Он прикрыл глаза и, может быть, не слышал её.
— Мне надо ехать на войну. Я медлить не могу.
— Когда?
— Быть может, завтра.
— Что так спешишь?
— Боюсь, Катя, не успеть, уж больно тяжек воз... До отъезда куча дел. Прошу тебя за девками моими присмотреть. Варютку я высватал за князя Голицына, Катерина со Скавронским сговорена, меньшая, Надина, — полковнику Измайлову...
— Не нравится мне, Гриша, голос твой, как завещание читаешь.
— Война есть война. — Потёмкин был вял, малоподвижен.
— А может, хватит с тебя? Генералов в достатке.
— Занёсши ногу, надо делать шаг. Один рывок — и мы в Константинополе, а там и Эллада. И завершён намеченный мной путь.
— Ты в самом деле завтра можешь укатить?
— Не знаю, Катя, не знаю. — Он поднял ладонь ко лбу. — Дай... Идти надобно.

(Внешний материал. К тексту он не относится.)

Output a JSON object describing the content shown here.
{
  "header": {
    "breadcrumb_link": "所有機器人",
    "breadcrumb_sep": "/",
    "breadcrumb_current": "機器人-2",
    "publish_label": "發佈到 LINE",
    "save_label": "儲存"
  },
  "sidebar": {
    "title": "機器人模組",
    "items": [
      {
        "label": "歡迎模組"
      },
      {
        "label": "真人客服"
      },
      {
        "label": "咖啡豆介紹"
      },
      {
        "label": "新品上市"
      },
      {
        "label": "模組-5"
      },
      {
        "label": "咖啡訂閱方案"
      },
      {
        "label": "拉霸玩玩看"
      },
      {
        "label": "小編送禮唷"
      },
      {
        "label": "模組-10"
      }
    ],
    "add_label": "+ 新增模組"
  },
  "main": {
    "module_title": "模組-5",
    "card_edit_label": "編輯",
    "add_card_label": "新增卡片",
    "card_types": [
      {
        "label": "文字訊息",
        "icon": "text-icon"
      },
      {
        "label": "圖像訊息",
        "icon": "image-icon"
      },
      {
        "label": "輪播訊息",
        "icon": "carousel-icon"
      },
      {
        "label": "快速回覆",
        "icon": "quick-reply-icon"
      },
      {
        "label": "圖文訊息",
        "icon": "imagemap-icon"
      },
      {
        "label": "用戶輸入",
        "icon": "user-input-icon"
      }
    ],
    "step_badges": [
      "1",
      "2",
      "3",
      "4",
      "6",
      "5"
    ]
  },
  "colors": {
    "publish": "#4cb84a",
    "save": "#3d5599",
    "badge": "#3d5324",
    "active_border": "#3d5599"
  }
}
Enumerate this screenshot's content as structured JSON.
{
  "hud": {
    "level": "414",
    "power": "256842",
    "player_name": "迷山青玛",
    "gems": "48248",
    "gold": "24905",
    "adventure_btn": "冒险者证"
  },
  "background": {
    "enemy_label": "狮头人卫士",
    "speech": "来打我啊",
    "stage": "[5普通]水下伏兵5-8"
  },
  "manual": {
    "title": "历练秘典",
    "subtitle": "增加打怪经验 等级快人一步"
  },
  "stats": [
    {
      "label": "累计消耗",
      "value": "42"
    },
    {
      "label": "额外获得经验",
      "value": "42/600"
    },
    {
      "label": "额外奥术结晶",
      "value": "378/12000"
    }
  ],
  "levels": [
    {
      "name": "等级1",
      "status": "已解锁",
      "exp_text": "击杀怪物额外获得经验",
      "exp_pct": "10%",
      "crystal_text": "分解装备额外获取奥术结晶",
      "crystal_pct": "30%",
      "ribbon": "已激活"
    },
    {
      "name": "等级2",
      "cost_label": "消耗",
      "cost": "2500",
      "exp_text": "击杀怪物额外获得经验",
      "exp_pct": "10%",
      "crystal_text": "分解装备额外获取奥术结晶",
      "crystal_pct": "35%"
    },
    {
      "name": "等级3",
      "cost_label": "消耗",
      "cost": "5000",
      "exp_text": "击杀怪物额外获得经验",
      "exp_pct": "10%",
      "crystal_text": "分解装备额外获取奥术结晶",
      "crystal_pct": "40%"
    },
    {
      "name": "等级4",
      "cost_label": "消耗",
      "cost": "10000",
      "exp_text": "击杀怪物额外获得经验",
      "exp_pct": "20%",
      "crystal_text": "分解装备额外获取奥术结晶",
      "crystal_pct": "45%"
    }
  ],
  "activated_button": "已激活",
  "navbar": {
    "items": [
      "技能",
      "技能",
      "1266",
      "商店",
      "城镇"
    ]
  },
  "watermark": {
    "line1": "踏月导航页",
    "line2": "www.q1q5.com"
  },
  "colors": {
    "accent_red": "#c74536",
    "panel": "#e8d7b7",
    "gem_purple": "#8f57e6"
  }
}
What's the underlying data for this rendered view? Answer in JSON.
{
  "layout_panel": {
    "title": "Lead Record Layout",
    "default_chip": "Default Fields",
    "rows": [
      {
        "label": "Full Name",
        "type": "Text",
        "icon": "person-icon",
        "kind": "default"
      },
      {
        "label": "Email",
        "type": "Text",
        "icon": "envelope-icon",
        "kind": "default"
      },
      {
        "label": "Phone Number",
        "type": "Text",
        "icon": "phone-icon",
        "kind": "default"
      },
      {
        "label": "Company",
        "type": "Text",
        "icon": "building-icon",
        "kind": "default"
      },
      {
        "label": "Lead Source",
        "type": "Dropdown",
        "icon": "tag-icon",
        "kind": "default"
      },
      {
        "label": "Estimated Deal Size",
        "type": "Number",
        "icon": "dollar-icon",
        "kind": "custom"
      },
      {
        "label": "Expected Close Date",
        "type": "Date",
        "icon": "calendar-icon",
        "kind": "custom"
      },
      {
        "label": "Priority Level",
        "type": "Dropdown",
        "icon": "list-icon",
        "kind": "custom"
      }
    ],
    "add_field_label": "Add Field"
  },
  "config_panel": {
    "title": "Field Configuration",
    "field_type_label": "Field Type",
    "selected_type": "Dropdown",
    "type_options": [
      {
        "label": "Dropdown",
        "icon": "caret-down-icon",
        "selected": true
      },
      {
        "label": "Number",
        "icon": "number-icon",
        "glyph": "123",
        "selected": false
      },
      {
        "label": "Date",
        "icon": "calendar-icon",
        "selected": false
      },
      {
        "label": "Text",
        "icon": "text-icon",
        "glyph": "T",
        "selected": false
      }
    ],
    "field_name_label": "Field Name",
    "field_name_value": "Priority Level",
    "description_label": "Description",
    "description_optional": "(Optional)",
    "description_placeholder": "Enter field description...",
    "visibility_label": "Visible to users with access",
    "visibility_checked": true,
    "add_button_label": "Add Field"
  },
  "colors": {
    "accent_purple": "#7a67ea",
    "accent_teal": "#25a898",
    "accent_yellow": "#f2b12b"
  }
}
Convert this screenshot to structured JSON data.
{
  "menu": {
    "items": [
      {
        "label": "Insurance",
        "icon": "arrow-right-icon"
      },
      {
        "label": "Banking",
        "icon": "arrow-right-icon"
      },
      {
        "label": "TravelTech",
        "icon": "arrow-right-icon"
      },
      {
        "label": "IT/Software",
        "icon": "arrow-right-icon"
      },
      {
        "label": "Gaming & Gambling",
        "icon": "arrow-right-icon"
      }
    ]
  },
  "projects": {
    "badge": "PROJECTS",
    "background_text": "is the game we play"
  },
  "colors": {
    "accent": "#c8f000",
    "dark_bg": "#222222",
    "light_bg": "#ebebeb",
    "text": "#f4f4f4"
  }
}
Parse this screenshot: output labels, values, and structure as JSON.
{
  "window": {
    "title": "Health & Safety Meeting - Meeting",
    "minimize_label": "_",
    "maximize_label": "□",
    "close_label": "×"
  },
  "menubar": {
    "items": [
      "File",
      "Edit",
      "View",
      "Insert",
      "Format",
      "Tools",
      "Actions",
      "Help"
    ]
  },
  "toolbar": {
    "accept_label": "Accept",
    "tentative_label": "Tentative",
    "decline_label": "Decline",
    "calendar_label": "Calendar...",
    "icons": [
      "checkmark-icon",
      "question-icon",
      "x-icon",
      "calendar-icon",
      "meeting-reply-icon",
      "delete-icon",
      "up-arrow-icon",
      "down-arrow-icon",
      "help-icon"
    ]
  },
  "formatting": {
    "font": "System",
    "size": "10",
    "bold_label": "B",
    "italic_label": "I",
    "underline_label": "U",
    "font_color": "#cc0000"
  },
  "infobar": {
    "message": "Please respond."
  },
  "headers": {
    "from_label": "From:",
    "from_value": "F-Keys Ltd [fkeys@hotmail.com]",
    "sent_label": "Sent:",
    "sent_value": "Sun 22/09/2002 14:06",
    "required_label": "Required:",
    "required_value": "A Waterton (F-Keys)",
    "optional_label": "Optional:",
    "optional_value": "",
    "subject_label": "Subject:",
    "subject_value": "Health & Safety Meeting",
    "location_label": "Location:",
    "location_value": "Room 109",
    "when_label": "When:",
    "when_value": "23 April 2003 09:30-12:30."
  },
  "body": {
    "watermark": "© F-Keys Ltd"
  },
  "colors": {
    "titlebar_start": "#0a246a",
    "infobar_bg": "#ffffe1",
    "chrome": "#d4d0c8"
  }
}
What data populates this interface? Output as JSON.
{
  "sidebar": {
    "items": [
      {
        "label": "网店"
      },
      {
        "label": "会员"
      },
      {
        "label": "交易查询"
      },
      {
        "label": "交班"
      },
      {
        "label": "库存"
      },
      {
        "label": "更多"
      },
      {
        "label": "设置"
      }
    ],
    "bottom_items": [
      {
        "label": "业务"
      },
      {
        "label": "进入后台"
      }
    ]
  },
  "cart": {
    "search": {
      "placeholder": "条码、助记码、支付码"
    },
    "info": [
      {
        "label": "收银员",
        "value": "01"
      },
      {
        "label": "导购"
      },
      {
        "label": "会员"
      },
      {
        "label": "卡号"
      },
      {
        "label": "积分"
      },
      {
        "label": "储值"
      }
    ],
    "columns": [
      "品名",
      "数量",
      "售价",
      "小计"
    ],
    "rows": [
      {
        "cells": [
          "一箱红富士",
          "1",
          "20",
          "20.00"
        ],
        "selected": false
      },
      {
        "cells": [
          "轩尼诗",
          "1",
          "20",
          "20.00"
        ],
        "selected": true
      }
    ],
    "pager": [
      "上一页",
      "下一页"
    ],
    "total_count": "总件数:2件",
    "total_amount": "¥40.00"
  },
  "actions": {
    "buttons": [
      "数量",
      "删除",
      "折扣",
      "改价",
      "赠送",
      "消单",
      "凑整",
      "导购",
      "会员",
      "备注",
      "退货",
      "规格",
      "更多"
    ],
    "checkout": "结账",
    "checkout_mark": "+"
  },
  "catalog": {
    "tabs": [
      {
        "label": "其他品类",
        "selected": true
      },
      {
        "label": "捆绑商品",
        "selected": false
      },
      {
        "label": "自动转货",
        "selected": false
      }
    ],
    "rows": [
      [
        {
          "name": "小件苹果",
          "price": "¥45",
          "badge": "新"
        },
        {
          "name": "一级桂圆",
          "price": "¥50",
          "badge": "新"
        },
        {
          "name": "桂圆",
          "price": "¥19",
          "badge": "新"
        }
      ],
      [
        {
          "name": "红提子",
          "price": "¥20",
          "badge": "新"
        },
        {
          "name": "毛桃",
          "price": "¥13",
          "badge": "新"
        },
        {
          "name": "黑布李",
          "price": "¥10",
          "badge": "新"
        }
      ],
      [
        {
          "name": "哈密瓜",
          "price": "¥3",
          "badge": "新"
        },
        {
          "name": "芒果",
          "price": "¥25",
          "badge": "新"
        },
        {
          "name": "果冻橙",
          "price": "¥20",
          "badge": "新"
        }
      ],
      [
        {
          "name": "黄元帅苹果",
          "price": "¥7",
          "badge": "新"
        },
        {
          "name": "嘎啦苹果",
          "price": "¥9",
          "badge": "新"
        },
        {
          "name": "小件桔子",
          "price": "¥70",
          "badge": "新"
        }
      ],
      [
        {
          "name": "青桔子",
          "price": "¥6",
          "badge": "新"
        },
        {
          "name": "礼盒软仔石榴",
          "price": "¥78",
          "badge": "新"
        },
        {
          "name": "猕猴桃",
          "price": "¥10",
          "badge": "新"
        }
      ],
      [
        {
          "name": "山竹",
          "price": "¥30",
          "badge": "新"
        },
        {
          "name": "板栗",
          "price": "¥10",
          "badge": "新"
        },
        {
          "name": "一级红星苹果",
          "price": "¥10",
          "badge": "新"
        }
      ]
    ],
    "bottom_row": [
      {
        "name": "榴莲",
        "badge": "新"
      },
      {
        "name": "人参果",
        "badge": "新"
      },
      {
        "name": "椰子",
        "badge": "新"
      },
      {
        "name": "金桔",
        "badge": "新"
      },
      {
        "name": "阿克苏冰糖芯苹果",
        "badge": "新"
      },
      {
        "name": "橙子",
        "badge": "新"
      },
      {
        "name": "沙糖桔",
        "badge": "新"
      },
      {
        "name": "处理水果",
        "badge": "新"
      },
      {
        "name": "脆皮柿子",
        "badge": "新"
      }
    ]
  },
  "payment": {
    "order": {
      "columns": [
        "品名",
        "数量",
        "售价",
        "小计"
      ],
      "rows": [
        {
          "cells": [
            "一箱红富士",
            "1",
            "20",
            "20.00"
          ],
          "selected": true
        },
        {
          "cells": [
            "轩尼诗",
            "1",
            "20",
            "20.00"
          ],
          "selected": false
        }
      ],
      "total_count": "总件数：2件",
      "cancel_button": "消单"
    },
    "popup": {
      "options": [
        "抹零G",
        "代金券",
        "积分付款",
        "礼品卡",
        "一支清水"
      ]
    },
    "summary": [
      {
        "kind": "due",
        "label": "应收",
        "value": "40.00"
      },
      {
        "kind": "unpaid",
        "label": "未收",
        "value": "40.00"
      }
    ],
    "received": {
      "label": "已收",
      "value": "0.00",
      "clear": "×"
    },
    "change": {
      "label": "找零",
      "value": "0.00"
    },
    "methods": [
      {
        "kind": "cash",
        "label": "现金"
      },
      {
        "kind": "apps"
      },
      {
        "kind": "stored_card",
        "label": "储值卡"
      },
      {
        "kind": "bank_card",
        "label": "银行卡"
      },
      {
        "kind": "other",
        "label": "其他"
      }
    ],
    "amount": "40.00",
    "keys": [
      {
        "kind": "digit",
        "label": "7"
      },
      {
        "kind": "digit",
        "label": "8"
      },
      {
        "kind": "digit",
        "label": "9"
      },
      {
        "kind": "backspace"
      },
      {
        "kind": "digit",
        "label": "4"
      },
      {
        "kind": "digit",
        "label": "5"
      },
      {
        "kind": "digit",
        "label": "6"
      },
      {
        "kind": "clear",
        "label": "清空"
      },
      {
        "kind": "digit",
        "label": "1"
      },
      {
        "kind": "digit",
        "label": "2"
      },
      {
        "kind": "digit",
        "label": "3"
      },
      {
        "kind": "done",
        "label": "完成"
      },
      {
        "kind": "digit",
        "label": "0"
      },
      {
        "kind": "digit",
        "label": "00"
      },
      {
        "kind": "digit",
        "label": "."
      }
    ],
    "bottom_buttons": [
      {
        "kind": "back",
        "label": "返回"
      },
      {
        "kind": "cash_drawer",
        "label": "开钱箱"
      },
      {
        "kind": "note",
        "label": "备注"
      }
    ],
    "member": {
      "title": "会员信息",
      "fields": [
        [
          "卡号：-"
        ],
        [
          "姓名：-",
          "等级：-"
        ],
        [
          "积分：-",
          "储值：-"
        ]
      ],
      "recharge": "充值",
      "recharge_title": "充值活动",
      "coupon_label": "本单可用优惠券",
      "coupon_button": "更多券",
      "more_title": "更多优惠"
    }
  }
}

— Постой. — Екатерина уцепилась за руку Потёмкина. — Хочу ещё сказать, ещё прошу подумать... Помни: ты единственный мой, одна моя опора, береги... Что с тобой, Гриша?
Потёмкин, охватив руками голову, прохрипел:
— Голова... дай лечь... покличь Саньку Браницкую, она снимает морок... Боль... о Боже!..
Екатерина едва дотащила его до дивана и крикнула:
— Лекаря! Скорее лекаря!
— Саньку кличь... Боже, Боже!
По коридору мчался флигель-адъютант, красивый малый с холёным лицом, радостно возвещая:
— Светлейшего удар хватил! Светлейший помирает! Бегу за лекарем!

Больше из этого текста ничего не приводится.